This award, binding The Australian Tramway
and Motor Omnibus Employees'
Association and members thereof and the Commissioner for Government Transport,
New South Wales, the
Melbourne and Metropolitan Tramways Board and the
Municipal Tramways Trust, Adelaide, provides as follows:
"Notwithstanding anything contained in the awards known as 'The New South
Wales Government Omnibus Traffic Employees Award, 1963';
'The Tramways
Employees (Melbourne) Interim Award, 1958'; 'The South Australian Tramway and
Omnibus Award, 1963'; and 'The Tramways
and Motor Omnibus Employees Traffic
Margins Award, 1965':
1. No respondent employer shall require an employee being a financial member
of The Australian Tramway and Motor Omnibus Employees'
Association to operate
by himself a tramcar or omnibus service on a route on which on or before the
date of this award tramcars or
omnibuses had been operated by two employees.
Provided that this award shall not affect the right of the respondent
employers to
require such an employee to operate by himself a tramcar or
omnibus at a time and in a locality where an omnibus or tramcar was so
operated before the date of this award.
2. (a) No employer respondent shall engage in any lock-out or do any act or
thing in the nature of a lock-out on account of any
provision in this award.
(b) No employer respondent to this award shall in any way, directly or
indirectly, be a party to or concerned in any ban, limitation
or restriction
upon the performance or offering of work in accordance with the awards
referred to herein and this award.
(c) A respondent shall be deemed to commit a new and separate breach of the
above sub-clause on each and every day on which it
is directly or indirectly a
party to such ban, limitation or restriction.

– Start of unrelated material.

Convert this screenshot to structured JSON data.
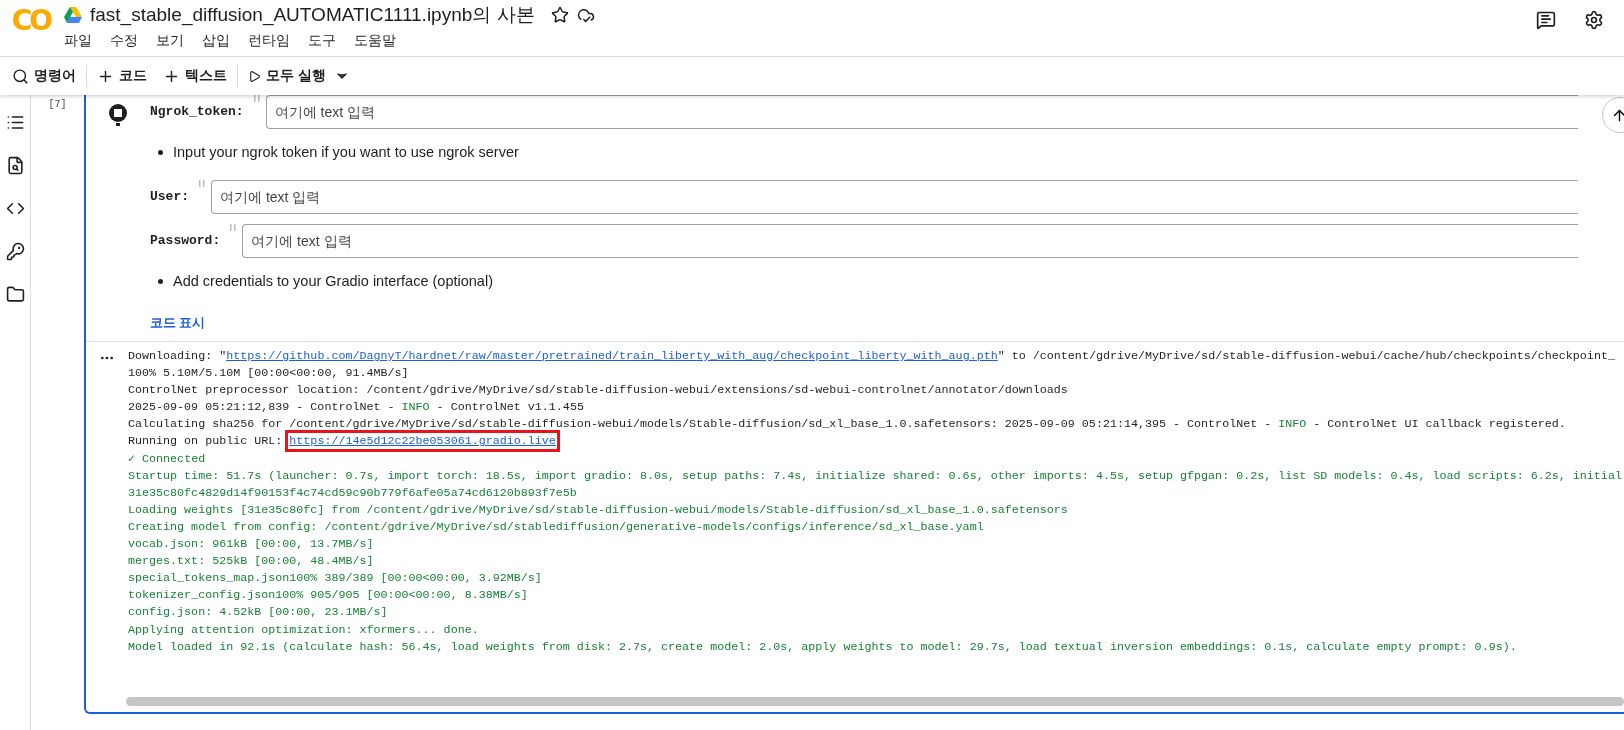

(d) Until further order this clause shall apply only to the Melbourne and
Metropolital Tramways Board." (at p454)
2. The basic objection to this award is that it was not made to prevent or
settle an industrial dispute. That it was made to settle
a dispute between the
association and the Melbourne and Metropolitan Tramways Board and other
employers was not in issue, but the
prosecutor's contention was that the
dispute which existed was not an industrial dispute. The dispute in question
occurred when the
employers did not accept the following demand of the
association made in a more general log of claims dated 7th January 1966:
"28. One-Man Operation
1. No two-man tram or bus service shall be converted to one-man operation.number of passengers carried in a shift, in any one day, exceeds 200." (at p454)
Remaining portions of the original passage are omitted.